The Court also rejected an argument that the insurer was barred from taking its position by the doctrine of judicial estoppel. Plaintiff argued that because the insurer had taken a contrary position in a case in Alaska, that it should be estopped from asserting that the policy does not apply to older tanks at a scheduled location. The Court found that since the insurer did not prevail in the Alaska case, that judicial estoppel does not apply.
 

Waiver Creates Coverage for Uninsurable Losses

An insurer that undertakes the defense of its insured for a sufficiently lengthy period of time without reserving its rights to deny coverage waives coverage defenses. So held the 7th Circuit in Nutmeg Ins. Co. v. East Lake Management & Development Corp. (7th Cir. (Ill.) Jan. 22, 2008) (unreported). In this case, the insurer hired counsel to defend its insured, but did not issue a reservation of rights until two years later. The insurer continued to defend for another two years before issuing a coverage denial. The court concluded that, whether the delay was two or four years, it was too long under Illinois law. The court rejected arguments that the insured was required to demonstrate prejudice by the delay; while prejudice would be required to establish a claim of estoppel, the delay in this case constituted a waiver for which no showing of prejudice was required.
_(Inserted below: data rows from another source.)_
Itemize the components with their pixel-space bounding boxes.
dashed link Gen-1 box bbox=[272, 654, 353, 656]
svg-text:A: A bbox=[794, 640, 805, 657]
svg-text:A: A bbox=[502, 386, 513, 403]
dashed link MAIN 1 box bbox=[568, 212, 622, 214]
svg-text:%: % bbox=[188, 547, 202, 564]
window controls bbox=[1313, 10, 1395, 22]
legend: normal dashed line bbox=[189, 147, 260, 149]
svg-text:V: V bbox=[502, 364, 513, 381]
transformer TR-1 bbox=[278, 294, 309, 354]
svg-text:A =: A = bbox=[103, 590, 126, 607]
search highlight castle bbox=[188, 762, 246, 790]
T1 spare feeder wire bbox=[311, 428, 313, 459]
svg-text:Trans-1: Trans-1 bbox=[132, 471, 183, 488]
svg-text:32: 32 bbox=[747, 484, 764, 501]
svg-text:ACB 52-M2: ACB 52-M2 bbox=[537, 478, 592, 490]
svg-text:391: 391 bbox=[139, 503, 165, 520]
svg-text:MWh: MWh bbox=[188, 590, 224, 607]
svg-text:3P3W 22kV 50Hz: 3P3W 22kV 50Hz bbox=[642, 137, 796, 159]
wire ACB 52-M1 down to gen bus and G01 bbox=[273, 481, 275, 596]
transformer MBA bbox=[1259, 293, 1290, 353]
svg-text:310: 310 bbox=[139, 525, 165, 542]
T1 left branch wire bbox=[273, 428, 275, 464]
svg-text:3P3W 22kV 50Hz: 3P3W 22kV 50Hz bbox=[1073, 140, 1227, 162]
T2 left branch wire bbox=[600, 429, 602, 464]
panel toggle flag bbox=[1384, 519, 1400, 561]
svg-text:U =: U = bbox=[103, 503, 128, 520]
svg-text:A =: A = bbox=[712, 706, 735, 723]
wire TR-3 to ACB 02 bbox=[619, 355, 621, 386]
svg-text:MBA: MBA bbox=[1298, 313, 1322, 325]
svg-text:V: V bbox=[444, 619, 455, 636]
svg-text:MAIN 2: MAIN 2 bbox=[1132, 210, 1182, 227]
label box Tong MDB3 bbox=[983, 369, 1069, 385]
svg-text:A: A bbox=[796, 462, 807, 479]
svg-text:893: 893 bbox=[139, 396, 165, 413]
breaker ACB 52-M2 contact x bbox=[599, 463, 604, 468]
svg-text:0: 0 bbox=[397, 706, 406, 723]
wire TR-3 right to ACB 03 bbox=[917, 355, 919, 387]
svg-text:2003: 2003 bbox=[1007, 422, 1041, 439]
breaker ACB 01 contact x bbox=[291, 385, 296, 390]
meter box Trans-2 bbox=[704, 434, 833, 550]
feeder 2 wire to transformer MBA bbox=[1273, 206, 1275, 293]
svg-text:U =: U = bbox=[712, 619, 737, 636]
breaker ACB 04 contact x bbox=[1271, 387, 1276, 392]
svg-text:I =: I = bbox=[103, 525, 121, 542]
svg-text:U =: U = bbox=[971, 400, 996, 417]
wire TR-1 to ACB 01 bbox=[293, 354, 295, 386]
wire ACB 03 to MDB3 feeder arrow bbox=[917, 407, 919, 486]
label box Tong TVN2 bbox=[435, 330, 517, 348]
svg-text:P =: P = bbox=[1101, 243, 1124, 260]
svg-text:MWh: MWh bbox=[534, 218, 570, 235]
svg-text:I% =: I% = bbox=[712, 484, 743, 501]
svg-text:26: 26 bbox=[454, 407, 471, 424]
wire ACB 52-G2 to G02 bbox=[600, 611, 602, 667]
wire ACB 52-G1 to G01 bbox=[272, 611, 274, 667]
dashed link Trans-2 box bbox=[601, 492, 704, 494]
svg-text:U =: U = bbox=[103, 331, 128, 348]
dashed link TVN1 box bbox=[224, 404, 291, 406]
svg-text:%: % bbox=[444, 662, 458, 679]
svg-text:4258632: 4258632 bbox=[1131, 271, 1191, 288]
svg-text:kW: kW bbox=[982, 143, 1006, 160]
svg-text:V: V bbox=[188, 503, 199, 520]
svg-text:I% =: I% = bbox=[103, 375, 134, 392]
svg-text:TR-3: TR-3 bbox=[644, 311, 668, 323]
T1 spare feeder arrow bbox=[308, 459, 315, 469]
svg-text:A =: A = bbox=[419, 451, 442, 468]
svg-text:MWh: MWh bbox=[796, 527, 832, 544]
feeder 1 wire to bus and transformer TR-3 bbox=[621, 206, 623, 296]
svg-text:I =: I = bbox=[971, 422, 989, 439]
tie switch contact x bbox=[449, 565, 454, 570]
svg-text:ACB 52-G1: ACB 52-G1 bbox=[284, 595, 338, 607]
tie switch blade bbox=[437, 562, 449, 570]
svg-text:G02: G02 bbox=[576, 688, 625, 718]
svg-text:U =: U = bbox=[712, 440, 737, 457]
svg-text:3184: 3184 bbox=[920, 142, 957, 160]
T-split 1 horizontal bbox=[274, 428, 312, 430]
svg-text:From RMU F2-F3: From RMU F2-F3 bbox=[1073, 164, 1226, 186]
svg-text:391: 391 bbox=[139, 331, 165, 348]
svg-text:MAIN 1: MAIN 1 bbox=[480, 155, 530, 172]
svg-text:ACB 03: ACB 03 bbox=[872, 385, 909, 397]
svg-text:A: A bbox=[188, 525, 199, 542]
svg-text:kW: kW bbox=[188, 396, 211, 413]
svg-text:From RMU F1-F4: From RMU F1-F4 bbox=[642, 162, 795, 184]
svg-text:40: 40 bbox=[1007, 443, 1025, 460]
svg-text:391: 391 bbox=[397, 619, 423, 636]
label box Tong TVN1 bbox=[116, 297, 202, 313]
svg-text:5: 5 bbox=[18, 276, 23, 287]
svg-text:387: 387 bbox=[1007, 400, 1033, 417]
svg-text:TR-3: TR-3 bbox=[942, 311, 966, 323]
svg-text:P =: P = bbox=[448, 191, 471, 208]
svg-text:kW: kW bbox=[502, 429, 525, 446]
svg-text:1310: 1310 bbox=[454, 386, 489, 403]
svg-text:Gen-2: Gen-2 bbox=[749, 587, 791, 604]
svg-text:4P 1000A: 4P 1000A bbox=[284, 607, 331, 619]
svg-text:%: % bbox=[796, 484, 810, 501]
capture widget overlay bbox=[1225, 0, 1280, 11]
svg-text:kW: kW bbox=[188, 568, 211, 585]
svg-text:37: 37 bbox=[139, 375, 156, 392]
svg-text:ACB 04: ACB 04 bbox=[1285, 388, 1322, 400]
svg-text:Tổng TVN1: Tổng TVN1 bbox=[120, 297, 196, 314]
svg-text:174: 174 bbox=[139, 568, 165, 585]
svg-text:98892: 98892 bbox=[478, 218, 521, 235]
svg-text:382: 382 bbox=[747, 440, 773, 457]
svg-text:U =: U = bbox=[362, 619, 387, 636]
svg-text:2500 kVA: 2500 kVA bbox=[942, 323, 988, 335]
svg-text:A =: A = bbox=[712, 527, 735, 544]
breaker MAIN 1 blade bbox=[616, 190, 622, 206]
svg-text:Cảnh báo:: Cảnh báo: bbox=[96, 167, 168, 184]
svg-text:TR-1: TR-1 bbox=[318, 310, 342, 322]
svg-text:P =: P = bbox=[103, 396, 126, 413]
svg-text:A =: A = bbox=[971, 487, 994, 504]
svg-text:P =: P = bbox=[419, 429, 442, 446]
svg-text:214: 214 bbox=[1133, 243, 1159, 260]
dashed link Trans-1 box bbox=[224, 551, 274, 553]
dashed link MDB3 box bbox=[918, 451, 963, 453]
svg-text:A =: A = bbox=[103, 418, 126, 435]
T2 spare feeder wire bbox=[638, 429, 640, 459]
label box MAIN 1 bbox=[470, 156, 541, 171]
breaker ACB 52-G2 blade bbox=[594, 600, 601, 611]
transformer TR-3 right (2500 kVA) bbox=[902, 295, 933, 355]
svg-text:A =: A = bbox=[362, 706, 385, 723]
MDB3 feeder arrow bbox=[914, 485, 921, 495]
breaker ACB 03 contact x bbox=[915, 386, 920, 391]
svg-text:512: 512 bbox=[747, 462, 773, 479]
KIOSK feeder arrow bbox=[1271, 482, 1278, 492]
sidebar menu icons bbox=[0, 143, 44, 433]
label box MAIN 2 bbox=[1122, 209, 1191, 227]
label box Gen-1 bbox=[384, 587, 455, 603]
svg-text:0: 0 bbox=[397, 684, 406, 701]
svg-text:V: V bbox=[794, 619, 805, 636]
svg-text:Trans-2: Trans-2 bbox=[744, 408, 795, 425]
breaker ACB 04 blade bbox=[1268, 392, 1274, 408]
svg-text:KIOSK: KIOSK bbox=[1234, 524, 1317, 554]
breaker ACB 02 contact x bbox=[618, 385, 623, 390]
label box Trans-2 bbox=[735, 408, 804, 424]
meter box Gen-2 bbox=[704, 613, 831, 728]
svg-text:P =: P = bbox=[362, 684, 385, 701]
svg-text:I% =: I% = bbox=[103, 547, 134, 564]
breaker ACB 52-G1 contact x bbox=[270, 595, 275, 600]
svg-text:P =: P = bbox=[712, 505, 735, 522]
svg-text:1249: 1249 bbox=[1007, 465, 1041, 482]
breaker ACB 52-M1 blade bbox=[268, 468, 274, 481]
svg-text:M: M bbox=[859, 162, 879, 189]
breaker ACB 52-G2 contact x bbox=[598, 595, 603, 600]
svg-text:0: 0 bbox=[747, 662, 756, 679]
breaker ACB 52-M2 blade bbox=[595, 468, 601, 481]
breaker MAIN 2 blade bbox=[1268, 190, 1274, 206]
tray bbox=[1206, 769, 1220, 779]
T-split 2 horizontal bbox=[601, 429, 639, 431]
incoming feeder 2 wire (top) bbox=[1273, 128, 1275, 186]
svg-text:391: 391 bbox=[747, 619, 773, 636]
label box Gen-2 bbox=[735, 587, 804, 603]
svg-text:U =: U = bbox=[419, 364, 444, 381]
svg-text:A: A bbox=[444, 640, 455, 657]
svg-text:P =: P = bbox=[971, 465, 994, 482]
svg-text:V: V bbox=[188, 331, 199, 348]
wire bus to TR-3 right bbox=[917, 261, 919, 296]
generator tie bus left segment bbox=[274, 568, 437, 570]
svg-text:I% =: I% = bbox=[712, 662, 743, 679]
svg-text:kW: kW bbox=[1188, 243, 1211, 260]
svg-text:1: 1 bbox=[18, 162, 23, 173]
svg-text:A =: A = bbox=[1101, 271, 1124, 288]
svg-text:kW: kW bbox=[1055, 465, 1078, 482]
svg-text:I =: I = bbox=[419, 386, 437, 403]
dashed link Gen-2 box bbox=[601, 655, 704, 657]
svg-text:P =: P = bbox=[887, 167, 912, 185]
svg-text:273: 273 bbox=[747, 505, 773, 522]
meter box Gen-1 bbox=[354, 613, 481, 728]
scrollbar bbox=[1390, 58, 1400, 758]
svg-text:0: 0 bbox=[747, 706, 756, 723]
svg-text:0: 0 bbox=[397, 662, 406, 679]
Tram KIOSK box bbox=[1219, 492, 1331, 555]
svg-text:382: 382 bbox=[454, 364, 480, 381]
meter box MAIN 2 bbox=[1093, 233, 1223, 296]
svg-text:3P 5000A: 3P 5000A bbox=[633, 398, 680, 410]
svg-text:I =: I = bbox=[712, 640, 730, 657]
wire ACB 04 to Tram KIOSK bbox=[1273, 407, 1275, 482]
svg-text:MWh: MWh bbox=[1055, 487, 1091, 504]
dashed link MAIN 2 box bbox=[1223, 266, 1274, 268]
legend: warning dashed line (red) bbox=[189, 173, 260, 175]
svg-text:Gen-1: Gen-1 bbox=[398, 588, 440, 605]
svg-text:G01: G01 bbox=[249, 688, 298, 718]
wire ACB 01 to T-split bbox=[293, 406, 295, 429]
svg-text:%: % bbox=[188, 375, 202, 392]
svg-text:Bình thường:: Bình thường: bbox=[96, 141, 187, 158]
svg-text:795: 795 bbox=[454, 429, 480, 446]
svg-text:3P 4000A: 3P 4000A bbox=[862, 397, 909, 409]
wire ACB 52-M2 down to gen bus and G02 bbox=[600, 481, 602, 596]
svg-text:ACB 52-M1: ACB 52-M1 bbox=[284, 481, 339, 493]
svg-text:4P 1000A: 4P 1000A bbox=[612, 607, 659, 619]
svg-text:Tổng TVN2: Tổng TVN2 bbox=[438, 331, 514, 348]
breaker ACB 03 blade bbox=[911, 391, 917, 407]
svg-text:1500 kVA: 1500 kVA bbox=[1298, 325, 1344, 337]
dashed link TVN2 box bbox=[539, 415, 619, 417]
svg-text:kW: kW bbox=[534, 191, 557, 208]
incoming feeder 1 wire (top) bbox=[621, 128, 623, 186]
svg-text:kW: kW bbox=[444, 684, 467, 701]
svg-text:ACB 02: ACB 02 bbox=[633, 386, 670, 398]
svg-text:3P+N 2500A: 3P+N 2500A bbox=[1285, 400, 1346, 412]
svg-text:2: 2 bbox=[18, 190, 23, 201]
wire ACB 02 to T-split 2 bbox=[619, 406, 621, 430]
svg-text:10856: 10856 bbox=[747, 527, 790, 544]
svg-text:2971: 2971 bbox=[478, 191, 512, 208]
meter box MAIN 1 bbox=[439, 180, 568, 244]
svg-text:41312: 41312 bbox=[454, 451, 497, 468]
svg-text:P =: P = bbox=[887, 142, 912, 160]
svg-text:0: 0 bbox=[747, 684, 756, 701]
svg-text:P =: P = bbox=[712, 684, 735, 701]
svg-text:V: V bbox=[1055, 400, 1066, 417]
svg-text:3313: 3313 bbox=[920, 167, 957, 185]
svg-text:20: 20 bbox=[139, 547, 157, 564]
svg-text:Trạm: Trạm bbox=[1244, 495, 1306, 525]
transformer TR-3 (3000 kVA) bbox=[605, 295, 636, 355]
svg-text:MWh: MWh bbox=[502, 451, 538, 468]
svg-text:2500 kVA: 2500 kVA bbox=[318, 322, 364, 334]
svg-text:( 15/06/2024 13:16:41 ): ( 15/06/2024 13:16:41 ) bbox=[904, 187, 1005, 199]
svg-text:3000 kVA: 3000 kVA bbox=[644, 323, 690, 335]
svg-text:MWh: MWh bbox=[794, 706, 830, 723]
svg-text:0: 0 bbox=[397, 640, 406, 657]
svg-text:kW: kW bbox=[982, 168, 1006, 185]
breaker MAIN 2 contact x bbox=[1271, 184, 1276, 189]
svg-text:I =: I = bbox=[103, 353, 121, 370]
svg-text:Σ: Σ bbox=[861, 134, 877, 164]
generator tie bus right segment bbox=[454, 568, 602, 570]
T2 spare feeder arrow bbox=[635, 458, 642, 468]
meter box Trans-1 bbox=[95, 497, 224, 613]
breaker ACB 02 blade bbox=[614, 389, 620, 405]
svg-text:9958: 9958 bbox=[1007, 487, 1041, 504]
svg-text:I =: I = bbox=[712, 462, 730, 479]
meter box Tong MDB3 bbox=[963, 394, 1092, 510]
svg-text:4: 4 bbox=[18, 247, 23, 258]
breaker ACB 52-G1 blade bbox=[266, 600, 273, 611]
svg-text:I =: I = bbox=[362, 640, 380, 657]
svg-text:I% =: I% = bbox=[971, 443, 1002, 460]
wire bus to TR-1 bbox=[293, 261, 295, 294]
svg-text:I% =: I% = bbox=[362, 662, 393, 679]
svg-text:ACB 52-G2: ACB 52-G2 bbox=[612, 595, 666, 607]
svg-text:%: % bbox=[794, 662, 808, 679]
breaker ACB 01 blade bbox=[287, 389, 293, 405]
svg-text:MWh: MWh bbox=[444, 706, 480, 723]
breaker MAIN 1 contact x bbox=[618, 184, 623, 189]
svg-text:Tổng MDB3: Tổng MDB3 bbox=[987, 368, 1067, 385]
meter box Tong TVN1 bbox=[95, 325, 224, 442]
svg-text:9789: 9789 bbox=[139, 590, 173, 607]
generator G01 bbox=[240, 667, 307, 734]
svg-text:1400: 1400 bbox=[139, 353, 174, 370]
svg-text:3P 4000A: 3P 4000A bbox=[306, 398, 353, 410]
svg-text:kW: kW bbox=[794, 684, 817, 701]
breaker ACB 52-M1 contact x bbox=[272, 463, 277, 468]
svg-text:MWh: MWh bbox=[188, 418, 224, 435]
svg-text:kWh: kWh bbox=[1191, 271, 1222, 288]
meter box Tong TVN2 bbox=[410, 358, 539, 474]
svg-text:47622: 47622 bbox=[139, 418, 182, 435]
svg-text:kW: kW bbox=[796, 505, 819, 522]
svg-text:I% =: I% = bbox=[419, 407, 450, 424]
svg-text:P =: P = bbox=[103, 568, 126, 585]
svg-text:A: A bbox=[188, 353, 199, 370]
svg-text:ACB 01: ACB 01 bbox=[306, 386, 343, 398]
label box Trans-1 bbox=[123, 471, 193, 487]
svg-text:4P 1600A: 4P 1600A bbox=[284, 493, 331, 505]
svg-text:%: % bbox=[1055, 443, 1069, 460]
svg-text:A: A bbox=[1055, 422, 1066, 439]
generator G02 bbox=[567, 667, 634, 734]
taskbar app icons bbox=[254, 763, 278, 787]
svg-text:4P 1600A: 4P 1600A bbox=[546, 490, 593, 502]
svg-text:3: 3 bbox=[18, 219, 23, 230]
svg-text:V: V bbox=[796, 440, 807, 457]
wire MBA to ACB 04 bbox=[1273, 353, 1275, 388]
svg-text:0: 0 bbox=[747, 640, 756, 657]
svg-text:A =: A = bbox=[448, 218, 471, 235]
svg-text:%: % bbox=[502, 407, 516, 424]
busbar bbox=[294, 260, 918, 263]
The court also rejected arguments that the loss was uninsurable as a matter of state law, and that neither waiver nor estoppel could create coverage for uninsurable losses. Finding no Illinois cases, the court cited precedent in California and New Jersey for the proposition that the defense of uninsurability may be waived or forfeited, and predicted that Illinois courts would agree. Compare this holding with the rule in New York that an insurer cannot through waiver create coverage that a policy was not written to provide (see Schiff Assoc. v. Flack, 51 NY2d 692 (1980); Zappone v. Home Ins. Co., 55 NY2d 131 (1982); Central General Hosp. v. Chubb Group of Ins. Cos., 90 NY2d 195 (1997)). While coverage may be created by estoppel (which requires prejudice), waiver applies only to defenses based on policy exclusions and breach of policy conditions.